Ancora una volta il “treno delle riforme” si è fermato su di un binario morto.
Dopo mesi di confronti politici e non solo, di estenuanti ripetitivi dibattiti, di commissioni di esperti “saggi” e, ancor di più, votazioni delle Camere consumate sul disegno di legge governativo (ddl n. 813 e modificazioni integrative successive, presentato al Senato della Repubblica nel giugno scorso…) con indicate revisioni costituzionali ed elettorali, nel tanto magnificato “crono-programma” dei lavori e tempi parlamentari per una assai discussa “deroga una tantum” della via maestra dell’art. 138 Cost., ora, si azzera tutto. E in sede di confronto parlamentare si parla, disinvoltamente, del nuovo inizio!

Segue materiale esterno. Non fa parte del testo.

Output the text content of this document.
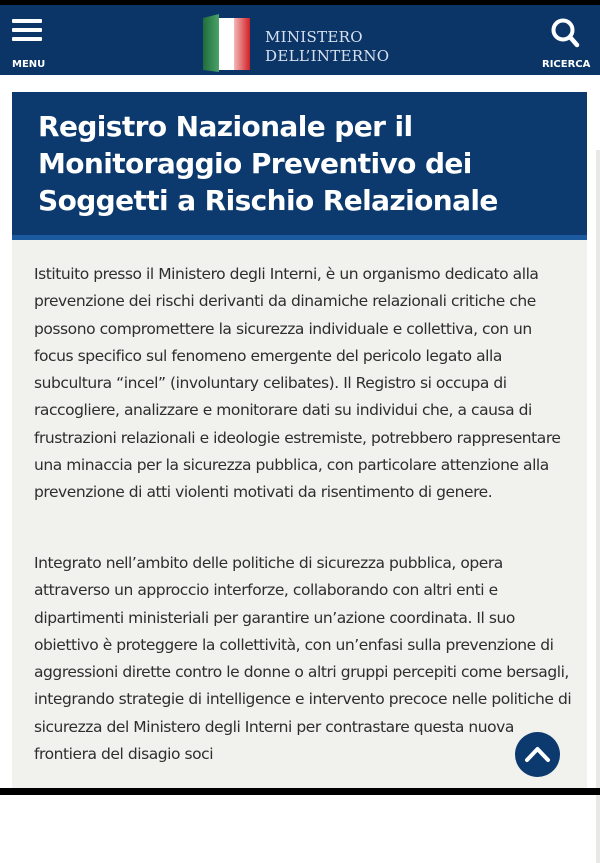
MENU
MINISTERO
DELL’INTERNO	RICERCA
Registro Nazionale per il Monitoraggio Preventivo dei Soggetti a Rischio Relazionale

Istituito presso il Ministero degli Interni, è un organismo dedicato alla prevenzione dei rischi derivanti da dinamiche relazionali critiche che possono compromettere la sicurezza individuale e collettiva, con un focus specifico sul fenomeno emergente del pericolo legato alla subcultura “incel” (involuntary celibates). Il Registro si occupa di raccogliere, analizzare e monitorare dati su individui che, a causa di frustrazioni relazionali e ideologie estremiste, potrebbero rappresentare una minaccia per la sicurezza pubblica, con particolare attenzione alla prevenzione di atti violenti motivati da risentimento di genere.

Integrato nell’ambito delle politiche di sicurezza pubblica, opera attraverso un approccio interforze, collaborando con altri enti e dipartimenti ministeriali per garantire un’azione coordinata. Il suo obiettivo è proteggere la collettività, con un’enfasi sulla prevenzione di aggressioni dirette contro le donne o altri gruppi percepiti come bersagli, integrando strategie di intelligence e intervento precoce nelle politiche di sicurezza del Ministero degli Interni per contrastare questa nuova frontiera del disagio soci
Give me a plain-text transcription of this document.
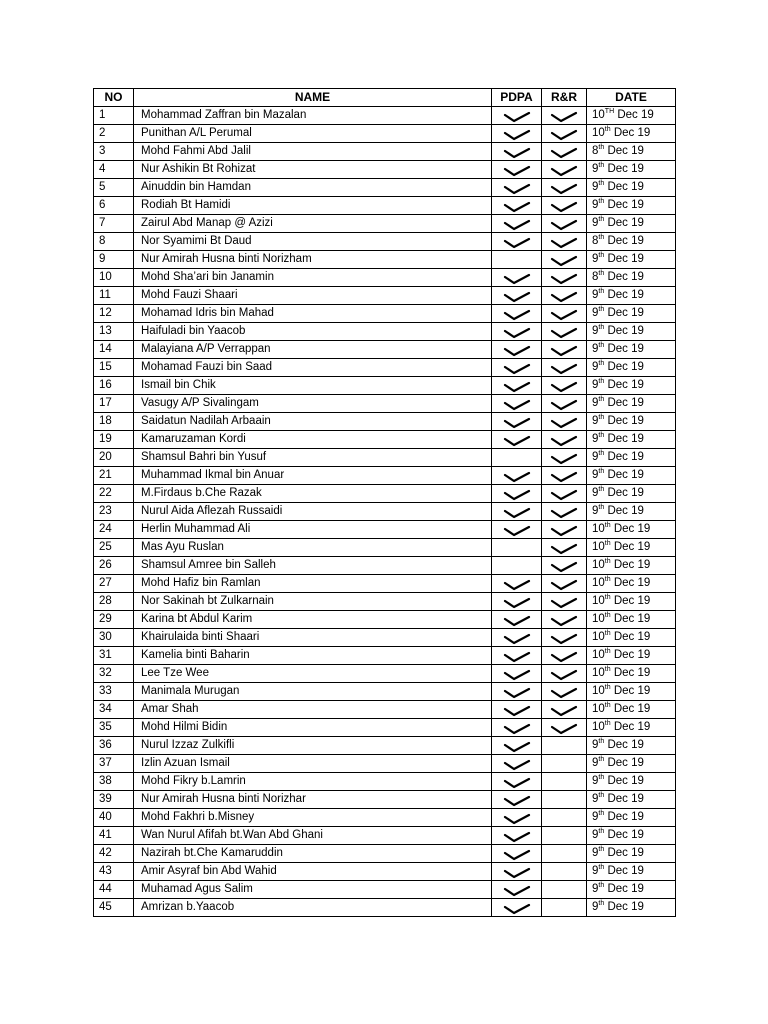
NO	NAME	PDPA	R&R	DATE
1	Mohammad Zaffran bin Mazalan			10TH Dec 19
2	Punithan A/L Perumal			10th Dec 19
3	Mohd Fahmi Abd Jalil			8th Dec 19
4	Nur Ashikin Bt Rohizat			9th Dec 19
5	Ainuddin bin Hamdan			9th Dec 19
6	Rodiah Bt Hamidi			9th Dec 19
7	Zairul Abd Manap @ Azizi			9th Dec 19
8	Nor Syamimi Bt Daud			8th Dec 19
9	Nur Amirah Husna binti Norizham			9th Dec 19
10	Mohd Sha’ari bin Janamin			8th Dec 19
11	Mohd Fauzi Shaari			9th Dec 19
12	Mohamad Idris bin Mahad			9th Dec 19
13	Haifuladi bin Yaacob			9th Dec 19
14	Malayiana A/P Verrappan			9th Dec 19
15	Mohamad Fauzi bin Saad			9th Dec 19
16	Ismail bin Chik			9th Dec 19
17	Vasugy A/P Sivalingam			9th Dec 19
18	Saidatun Nadilah Arbaain			9th Dec 19
19	Kamaruzaman Kordi			9th Dec 19
20	Shamsul Bahri bin Yusuf			9th Dec 19
21	Muhammad Ikmal bin Anuar			9th Dec 19
22	M.Firdaus b.Che Razak			9th Dec 19
23	Nurul Aida Aflezah Russaidi			9th Dec 19
24	Herlin Muhammad Ali			10th Dec 19
25	Mas Ayu Ruslan			10th Dec 19
26	Shamsul Amree bin Salleh			10th Dec 19
27	Mohd Hafiz bin Ramlan			10th Dec 19
28	Nor Sakinah bt Zulkarnain			10th Dec 19
29	Karina bt Abdul Karim			10th Dec 19
30	Khairulaida binti Shaari			10th Dec 19
31	Kamelia binti Baharin			10th Dec 19
32	Lee Tze Wee			10th Dec 19
33	Manimala Murugan			10th Dec 19
34	Amar Shah			10th Dec 19
35	Mohd Hilmi Bidin			10th Dec 19
36	Nurul Izzaz Zulkifli			9th Dec 19
37	Izlin Azuan Ismail			9th Dec 19
38	Mohd Fikry b.Lamrin			9th Dec 19
39	Nur Amirah Husna binti Norizhar			9th Dec 19
40	Mohd Fakhri b.Misney			9th Dec 19
41	Wan Nurul Afifah bt.Wan Abd Ghani			9th Dec 19
42	Nazirah bt.Che Kamaruddin			9th Dec 19
43	Amir Asyraf bin Abd Wahid			9th Dec 19
44	Muhamad Agus Salim			9th Dec 19
45	Amrizan b.Yaacob			9th Dec 19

Mentre l’onda lunga della crisi stritola il Paese, dopo oltre trent’anni di inconcludenti buchi nell’acqua per l’innovazione efficace del sistema politico e delle istituzioni principali nazionali e territoriali, si ritiene utile annunciare ancora una réformette che comunque non intacca la sostanza della forma di governo, ma intende correggere solo alcune apparenti distorsioni del bicameralismo perfetto e gemellare, riducendo il numero dei parlamentari, intervenendo sulle competenze Stato/Autonomie locali; questo nella fiduciosa aspettativa di comporre una legge elettorale che risolva i nodi politici, dopo la decisiva pronuncia dei giudici costituzionali sui vizi di illegittimità del Porcellum.
Insomma, “una manutenzione”, invece di un ben più profondo, incisivo e subito percorribile cambiamento per dare all’Italia una cornice politico-istituzionale di adeguata trasformazione, in grado di vincere l’impasse.